Argus have been forging their own style of doom-laden heavy metal for a decade now, with three albums already etched into the stone of time.
Given the increasingly long-in-the-tooth status of many doom / heavy metal bands, that makes them comparatively fresh.
But the Pennsylvania group have always projected pathos and had an oaken, seasoned quality about their metal.
They’ve always felt more akin to the old hands of the Maryland doom scene rather than any other upstart US sound.
Much of this will have to do with the presence of ex-Penance singer Brian Balich, whose brass-hard shout has been a vital part of their sound. He leads from the fore on ‘From Fields of Fire’.
The record strikes two positives before even the first minute has passed.
Offering up another gorgeous cover art from the criminally under-utilized Brad Moore, this one features a truly beautiful and alien-looking mindscape.
The band also offer up an intro of richly woven acoustics that swiftly brings ‘Still Life’-era Opeth to mind; not a band one would readily associate with Argus.
Why the dissonance?
Well, while Argus have always achieved very strong songwriting in their niche, diverse sounds and true wealth in dynamics isn’t something you’d associate with them. On ‘From Fields of Fire’, they go some way to remedying that.
They’ve always been happy to delve into the rich annals of doom-ridden guitar, drawing plenty of inspiration from ‘Lamentations’, ‘‘Nightfall’ and the like.
But opener proper, ‘Devils of Your Time’, shows a dynamism that those records never really attempted. Crunching palm-mutes, a whallop of an “Oogh!”, and some almost fusion-indebted leads leads to a very finely balanced tune, with hints of ambition that drives beyond.
‘As a Thousand Thieves’ is more straight-forward gallop-driven fare, but gives Balloch more space to stretch into the wounded story-telling he does deliver so well.
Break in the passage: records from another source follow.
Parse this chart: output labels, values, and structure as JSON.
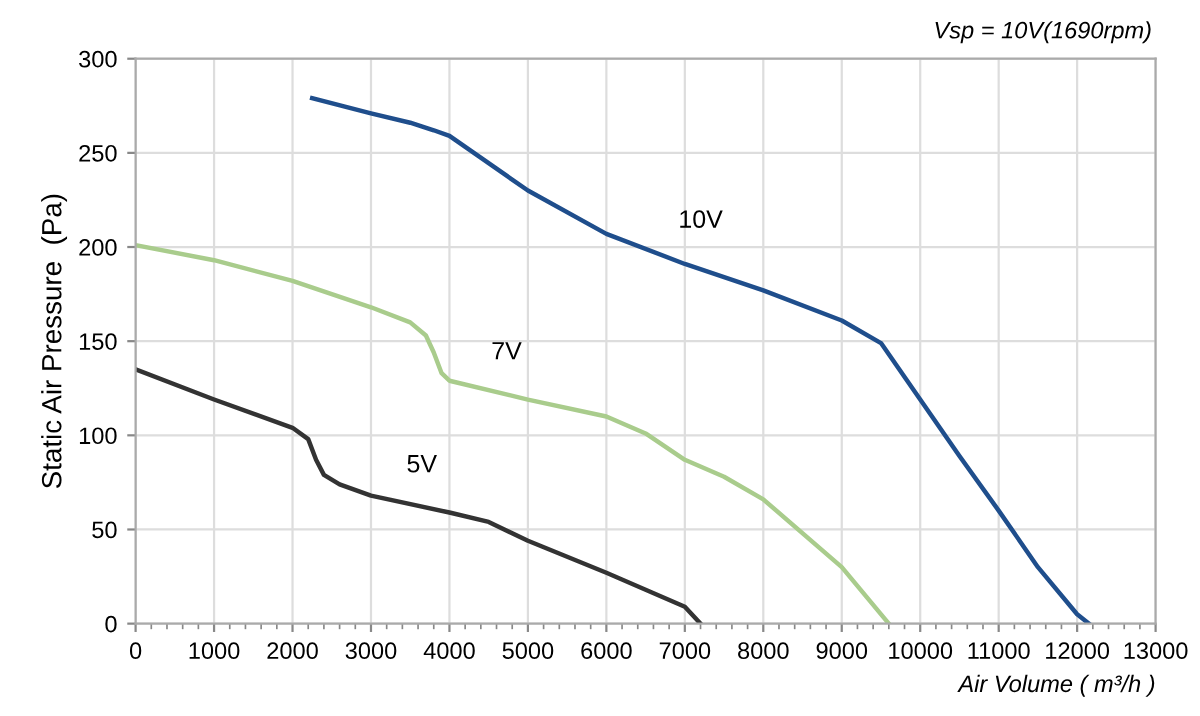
{
  "chart_data": {
    "type": "line",
    "xlabel": "Air Volume ( m³/h )",
    "ylabel": "Static Air Pressure  (Pa)",
    "xlim": [
      0,
      13000
    ],
    "ylim": [
      0,
      300
    ],
    "xticks": [
      0,
      1000,
      2000,
      3000,
      4000,
      5000,
      6000,
      7000,
      8000,
      9000,
      10000,
      11000,
      12000,
      13000
    ],
    "yticks": [
      0,
      50,
      100,
      150,
      200,
      250,
      300
    ],
    "grid": true,
    "line_style": "solid",
    "series": [
      {
        "name": "10V",
        "color": "#1f4e8c",
        "x": [
          2250,
          3000,
          3500,
          3800,
          4000,
          5000,
          6000,
          7000,
          8000,
          9000,
          9500,
          10000,
          10500,
          11000,
          11500,
          12000,
          12150
        ],
        "values": [
          279,
          271,
          266,
          262,
          259,
          230,
          207,
          191,
          177,
          161,
          149,
          119,
          89,
          60,
          30,
          5,
          0
        ]
      },
      {
        "name": "7V",
        "color": "#a9cc8c",
        "x": [
          0,
          1000,
          2000,
          3000,
          3500,
          3700,
          3800,
          3900,
          4000,
          5000,
          6000,
          6500,
          7000,
          7500,
          8000,
          9000,
          9600
        ],
        "values": [
          201,
          193,
          182,
          168,
          160,
          153,
          144,
          133,
          129,
          119,
          110,
          101,
          87,
          78,
          66,
          30,
          0
        ]
      },
      {
        "name": "5V",
        "color": "#333333",
        "x": [
          0,
          1000,
          2000,
          2200,
          2300,
          2400,
          2600,
          3000,
          4000,
          4500,
          5000,
          6000,
          7000,
          7200
        ],
        "values": [
          135,
          119,
          104,
          98,
          87,
          79,
          74,
          68,
          59,
          54,
          44,
          27,
          9,
          0
        ]
      }
    ],
    "annotations": [
      "Vsp = 10V(1690rpm)"
    ]
  }
}
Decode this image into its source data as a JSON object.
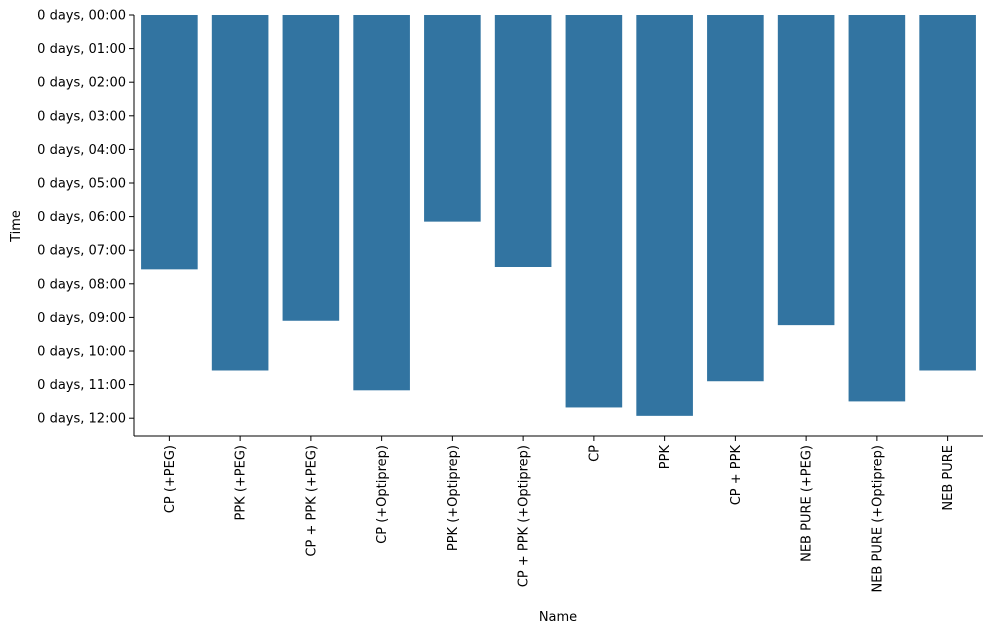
{
  "chart_data": {
    "type": "bar",
    "title": "",
    "xlabel": "Name",
    "ylabel": "Time",
    "y_inverted": true,
    "bar_color": "#3274a1",
    "grid": false,
    "ylim_hours": [
      0,
      12.5
    ],
    "y_tick_labels": [
      "0 days, 00:00",
      "0 days, 01:00",
      "0 days, 02:00",
      "0 days, 03:00",
      "0 days, 04:00",
      "0 days, 05:00",
      "0 days, 06:00",
      "0 days, 07:00",
      "0 days, 08:00",
      "0 days, 09:00",
      "0 days, 10:00",
      "0 days, 11:00",
      "0 days, 12:00"
    ],
    "y_tick_hours": [
      0,
      1,
      2,
      3,
      4,
      5,
      6,
      7,
      8,
      9,
      10,
      11,
      12
    ],
    "categories": [
      "CP (+PEG)",
      "PPK (+PEG)",
      "CP + PPK (+PEG)",
      "CP (+Optiprep)",
      "PPK (+Optiprep)",
      "CP + PPK (+Optiprep)",
      "CP",
      "PPK",
      "CP + PPK",
      "NEB PURE (+PEG)",
      "NEB PURE (+Optiprep)",
      "NEB PURE"
    ],
    "values_hours": [
      7.57,
      10.58,
      9.1,
      11.17,
      6.15,
      7.5,
      11.68,
      11.93,
      10.9,
      9.23,
      11.5,
      10.58
    ]
  }
}
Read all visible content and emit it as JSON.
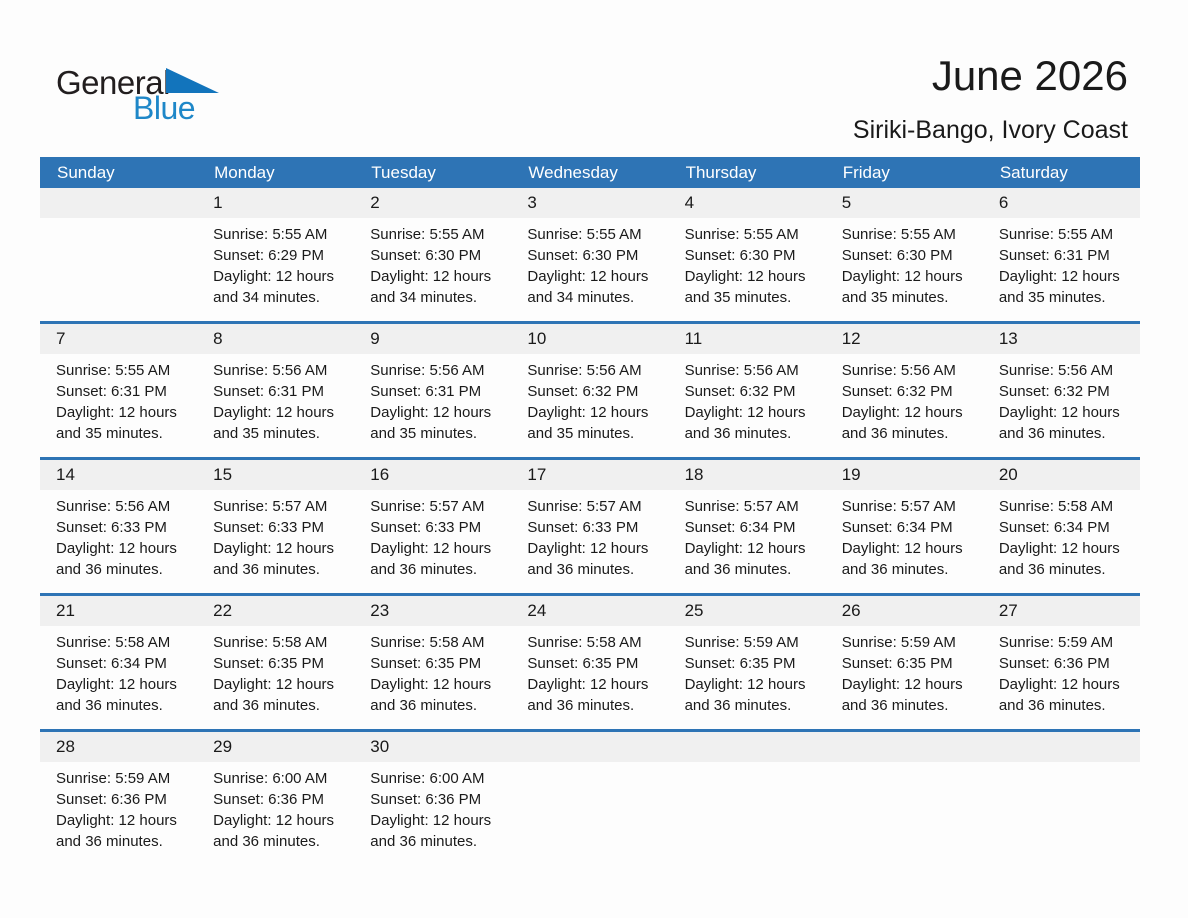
{
  "logo": {
    "general": "General",
    "blue": "Blue"
  },
  "header": {
    "month_year": "June 2026",
    "location": "Siriki-Bango, Ivory Coast"
  },
  "colors": {
    "header_blue": "#2E74B5",
    "band_gray": "#F0F0F0",
    "logo_blue": "#1E87C8",
    "logo_triangle_blue": "#1274BC",
    "text_dark": "#1A1A1A"
  },
  "calendar": {
    "weekday_headers": [
      "Sunday",
      "Monday",
      "Tuesday",
      "Wednesday",
      "Thursday",
      "Friday",
      "Saturday"
    ],
    "weeks": [
      {
        "cells": [
          {
            "day": "",
            "lines": []
          },
          {
            "day": "1",
            "lines": [
              "Sunrise: 5:55 AM",
              "Sunset: 6:29 PM",
              "Daylight: 12 hours",
              "and 34 minutes."
            ]
          },
          {
            "day": "2",
            "lines": [
              "Sunrise: 5:55 AM",
              "Sunset: 6:30 PM",
              "Daylight: 12 hours",
              "and 34 minutes."
            ]
          },
          {
            "day": "3",
            "lines": [
              "Sunrise: 5:55 AM",
              "Sunset: 6:30 PM",
              "Daylight: 12 hours",
              "and 34 minutes."
            ]
          },
          {
            "day": "4",
            "lines": [
              "Sunrise: 5:55 AM",
              "Sunset: 6:30 PM",
              "Daylight: 12 hours",
              "and 35 minutes."
            ]
          },
          {
            "day": "5",
            "lines": [
              "Sunrise: 5:55 AM",
              "Sunset: 6:30 PM",
              "Daylight: 12 hours",
              "and 35 minutes."
            ]
          },
          {
            "day": "6",
            "lines": [
              "Sunrise: 5:55 AM",
              "Sunset: 6:31 PM",
              "Daylight: 12 hours",
              "and 35 minutes."
            ]
          }
        ]
      },
      {
        "cells": [
          {
            "day": "7",
            "lines": [
              "Sunrise: 5:55 AM",
              "Sunset: 6:31 PM",
              "Daylight: 12 hours",
              "and 35 minutes."
            ]
          },
          {
            "day": "8",
            "lines": [
              "Sunrise: 5:56 AM",
              "Sunset: 6:31 PM",
              "Daylight: 12 hours",
              "and 35 minutes."
            ]
          },
          {
            "day": "9",
            "lines": [
              "Sunrise: 5:56 AM",
              "Sunset: 6:31 PM",
              "Daylight: 12 hours",
              "and 35 minutes."
            ]
          },
          {
            "day": "10",
            "lines": [
              "Sunrise: 5:56 AM",
              "Sunset: 6:32 PM",
              "Daylight: 12 hours",
              "and 35 minutes."
            ]
          },
          {
            "day": "11",
            "lines": [
              "Sunrise: 5:56 AM",
              "Sunset: 6:32 PM",
              "Daylight: 12 hours",
              "and 36 minutes."
            ]
          },
          {
            "day": "12",
            "lines": [
              "Sunrise: 5:56 AM",
              "Sunset: 6:32 PM",
              "Daylight: 12 hours",
              "and 36 minutes."
            ]
          },
          {
            "day": "13",
            "lines": [
              "Sunrise: 5:56 AM",
              "Sunset: 6:32 PM",
              "Daylight: 12 hours",
              "and 36 minutes."
            ]
          }
        ]
      },
      {
        "cells": [
          {
            "day": "14",
            "lines": [
              "Sunrise: 5:56 AM",
              "Sunset: 6:33 PM",
              "Daylight: 12 hours",
              "and 36 minutes."
            ]
          },
          {
            "day": "15",
            "lines": [
              "Sunrise: 5:57 AM",
              "Sunset: 6:33 PM",
              "Daylight: 12 hours",
              "and 36 minutes."
            ]
          },
          {
            "day": "16",
            "lines": [
              "Sunrise: 5:57 AM",
              "Sunset: 6:33 PM",
              "Daylight: 12 hours",
              "and 36 minutes."
            ]
          },
          {
            "day": "17",
            "lines": [
              "Sunrise: 5:57 AM",
              "Sunset: 6:33 PM",
              "Daylight: 12 hours",
              "and 36 minutes."
            ]
          },
          {
            "day": "18",
            "lines": [
              "Sunrise: 5:57 AM",
              "Sunset: 6:34 PM",
              "Daylight: 12 hours",
              "and 36 minutes."
            ]
          },
          {
            "day": "19",
            "lines": [
              "Sunrise: 5:57 AM",
              "Sunset: 6:34 PM",
              "Daylight: 12 hours",
              "and 36 minutes."
            ]
          },
          {
            "day": "20",
            "lines": [
              "Sunrise: 5:58 AM",
              "Sunset: 6:34 PM",
              "Daylight: 12 hours",
              "and 36 minutes."
            ]
          }
        ]
      },
      {
        "cells": [
          {
            "day": "21",
            "lines": [
              "Sunrise: 5:58 AM",
              "Sunset: 6:34 PM",
              "Daylight: 12 hours",
              "and 36 minutes."
            ]
          },
          {
            "day": "22",
            "lines": [
              "Sunrise: 5:58 AM",
              "Sunset: 6:35 PM",
              "Daylight: 12 hours",
              "and 36 minutes."
            ]
          },
          {
            "day": "23",
            "lines": [
              "Sunrise: 5:58 AM",
              "Sunset: 6:35 PM",
              "Daylight: 12 hours",
              "and 36 minutes."
            ]
          },
          {
            "day": "24",
            "lines": [
              "Sunrise: 5:58 AM",
              "Sunset: 6:35 PM",
              "Daylight: 12 hours",
              "and 36 minutes."
            ]
          },
          {
            "day": "25",
            "lines": [
              "Sunrise: 5:59 AM",
              "Sunset: 6:35 PM",
              "Daylight: 12 hours",
              "and 36 minutes."
            ]
          },
          {
            "day": "26",
            "lines": [
              "Sunrise: 5:59 AM",
              "Sunset: 6:35 PM",
              "Daylight: 12 hours",
              "and 36 minutes."
            ]
          },
          {
            "day": "27",
            "lines": [
              "Sunrise: 5:59 AM",
              "Sunset: 6:36 PM",
              "Daylight: 12 hours",
              "and 36 minutes."
            ]
          }
        ]
      },
      {
        "cells": [
          {
            "day": "28",
            "lines": [
              "Sunrise: 5:59 AM",
              "Sunset: 6:36 PM",
              "Daylight: 12 hours",
              "and 36 minutes."
            ]
          },
          {
            "day": "29",
            "lines": [
              "Sunrise: 6:00 AM",
              "Sunset: 6:36 PM",
              "Daylight: 12 hours",
              "and 36 minutes."
            ]
          },
          {
            "day": "30",
            "lines": [
              "Sunrise: 6:00 AM",
              "Sunset: 6:36 PM",
              "Daylight: 12 hours",
              "and 36 minutes."
            ]
          },
          {
            "day": "",
            "lines": []
          },
          {
            "day": "",
            "lines": []
          },
          {
            "day": "",
            "lines": []
          },
          {
            "day": "",
            "lines": []
          }
        ]
      }
    ]
  }
}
The momentum though, drops somewhat as we enter more desolate, chugging terrain.
This is where the frustration with Argus can sometimes come to the fore.
Having given us a taste of something richer, the more simplistic, almost austere steel they revert to can almost feel like a come-down. It’s something that happens throughout the record.
Then though, isn’t the reversion to chugging doom all the more doomed for that?
Sometimes, like on ‘You Are The Curse’, they hit a metallic stride with those traditional elements that can’t be resisted. It’s such a well-rounded track.
Contrast that then with the almost lugubrious, wonderfully delicate arrangements that launch ‘No Right to Grieve’. Balich hits emotional pay dirt here, emitting passion that just need to be soaked up.
Maybe the somewhat lopsided nature to the songs then is their curse. It still makes for highly engaging listening.
Just like the winged creation on the cover, it sounds like the band are stretching their bonds with their foundations.
The struggle itself makes for something that’s hard to tear the ears from. Colourful and crafted, it pushes the group into more diverse and outright interesting territory.